Baik Lin TianAo maupun Zhou Weiqing adalah pembicara yang lugas, dan dia tidak mencoba bertele-tele.
“Weiqing, ada apa dengan Nyonya Bing’er? Apakah terjadi sesuatu?”
Mendengar pertanyaan Lin TianAo, Zhou Weiqing tidak bisa menahan rasa terkejutnya: “Bagaimana kau tahu?”
Lin TianAo mengerutkan alisnya, berkata: “Sejak kita meninggalkan Kota Fei Li, meskipun kau telah berlatih, kau tidak pernah seserius ini. Namun, beberapa hari ini, kau terus menerus menjalani latihan tertutup, tidak makan dan minum selama beberapa hari. Meskipun kita mungkin belum lama bersama, kurasa aku cukup memahami karaktermu. Ditambah lagi dengan hilangnya Lady Bing’er, dan adanya sesuatu yang tidak beres, aku tidak dapat memikirkan alasan lain mengapa kau tiba-tiba menjadi begitu rajin.”
“Weiqing, entah kau pengikut, pemimpin, atau teman, karena sesuatu telah terjadi pada Lady Bing’er, mengapa kau tidak memberi tahu kami semua? Turnamen Permata Surgawi mungkin penting, tetapi kau dan Lady Bing’er adalah rekan kami. Jika dia dalam kesulitan, kami pasti akan membantu sebisa mungkin. Bahkan, jika kami tidak bertemu Shangguan Xue’er yang persis seperti dia, aku hampir mengira kau yang mengarang cerita bahwa dia terkait dengan Istana Hamparan Langit.
Zhou Weiqing tersenyum pahit dan berkata: “Bukannya aku tidak mau bicara, tetapi sebenarnya tidak ada orang lain yang dapat membantu dalam hal ini, dan aku hanya bisa mengandalkan kekuatanku sendiri. Sejujurnya, sampai sekarang, aku masih tidak percaya apa yang terjadi, rasanya sangat tidak nyata. Dia benar-benar berasal dari Istana Hamparan Langit, dan merupakan bagian dari tiga bersaudara kembar.” Masalahnya adalah, ayahnya bernama Shangguan Tianyue, dan dia adalah Master Istana Kedua dari Istana Hamparan Langit, setidaknya di Tahap Raja Langit atau mungkin bahkan lebih tinggi.”

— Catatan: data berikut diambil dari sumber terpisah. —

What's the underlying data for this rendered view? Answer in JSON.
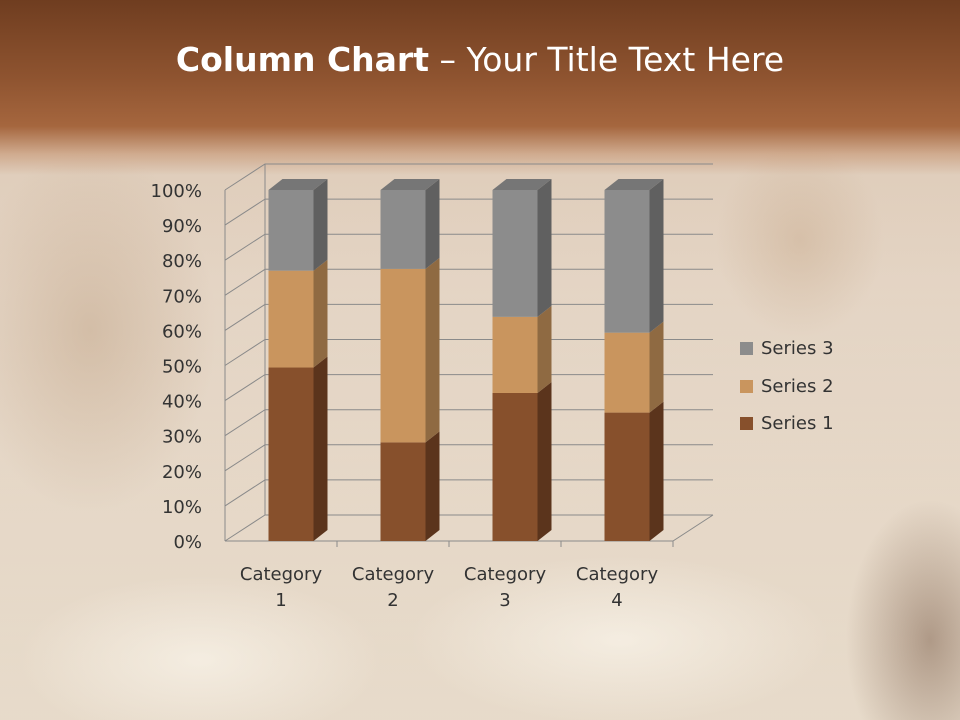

“Kau dengar sendiri hari itu ketika Shangguan Xue’er datang mencariku, kecuali aku bisa mengalahkannya, aku tidak akan pernah bisa bersama Bing’er. Shangguan Xue’er itu mungkin pewaris seluruh Istana Hamparan Langit, dan dia sudah memiliki tingkat kultivasi yang sangat kuat di Tujuh Permata, mungkin juga dengan Mata Kucing Alexandrite, dan dengan Set Legendaris Tingkat Dewa. Untuk mengalahkannya… bagaimana mungkin itu tugas yang mudah? Aku hanya dua, hampir tiga, tahun lebih muda darinya… Setiap kali aku meningkat… begitu pula dia…”
Lin TianAo tersenyum tipis dan berkata: “Weiqing, kau seharusnya tidak meremehkan dirimu sendiri seperti itu. Sejujurnya, aku merasa bahwa dalam hal bakat, kau memiliki potensi terbesar dibandingkan siapa pun yang pernah kulihat atau kudengar dalam hidupku. Bahkan jika dibandingkan dengan lima Tanah Suci Agung, aku yakin tidak ada yang lebih kuat dalam hal itu. Jangan lupa bahwa kita tidak berasal dari Tanah Suci Agung itu, mungkin bahkan bukan dari klan Master Permata Surgawi yang besar. Mereka yang berasal dari garis keturunan langsung di Tanah Suci Agung seperti Shangguan Xue’er, sejak usia sangat muda, Master Permata yang kuat akan membantu mereka membersihkan sumsum, meridian, dan tubuh mereka, memberi mereka keuntungan besar. Sejak usia tiga tahun, mereka diajari cara berkultivasi dengan seni tingkat atas, dan mereka biasanya Membangkitkan Permata Surgawi mereka pada usia enam hingga tujuh tahun.”
“Dengan keunggulan seperti itu, ditambah berbagai obat rahasia dan seni bela diri tingkat tinggi, kecepatan kultivasi mereka secara alami sangat cepat. Selain itu, mereka tidak perlu khawatir tentang Penyimpanan Keterampilan dan Peralatan Konsolidasi, karena itu akan disiapkan oleh para tetua mereka. Bahkan dengan jalur dan arah kultivasi yang telah direncanakan untuk mereka, bagaimana mungkin mereka tidak jauh lebih cepat daripada Master Permata Surgawi biasa. Itulah alasan mengapa mereka berada di tingkat enam, tujuh Permata yang sangat tinggi bahkan di bawah usia dua puluh tahun. Baik Penyihir Kecil itu maupun Shangguan Xue’er memiliki kesamaan dalam hal itu.” “
Namun, bagi kita, itu sangat berbeda. Kita berasal dari latar belakang biasa, hampir seperti rakyat jelata jika dibandingkan. Kebangkitan Permata Surgawi kita memiliki unsur keberuntungan di dalamnya, dan mampu memulai kultivasi pada usia sepuluh tahun sudah dianggap sangat baik. Saat berkultivasi, kita masih harus khawatir tentang Penyimpanan Keterampilan dan Peralatan Konsolidasi; pada saat yang sama, seni latihan kita kemungkinan berada di tingkat yang lebih rendah daripada mereka. Dapat dikatakan bahwa, untuk mencapai keadaan kita saat ini, itu melalui banyak perjuangan, darah, dan keringat yang telah kita peroleh sendiri.”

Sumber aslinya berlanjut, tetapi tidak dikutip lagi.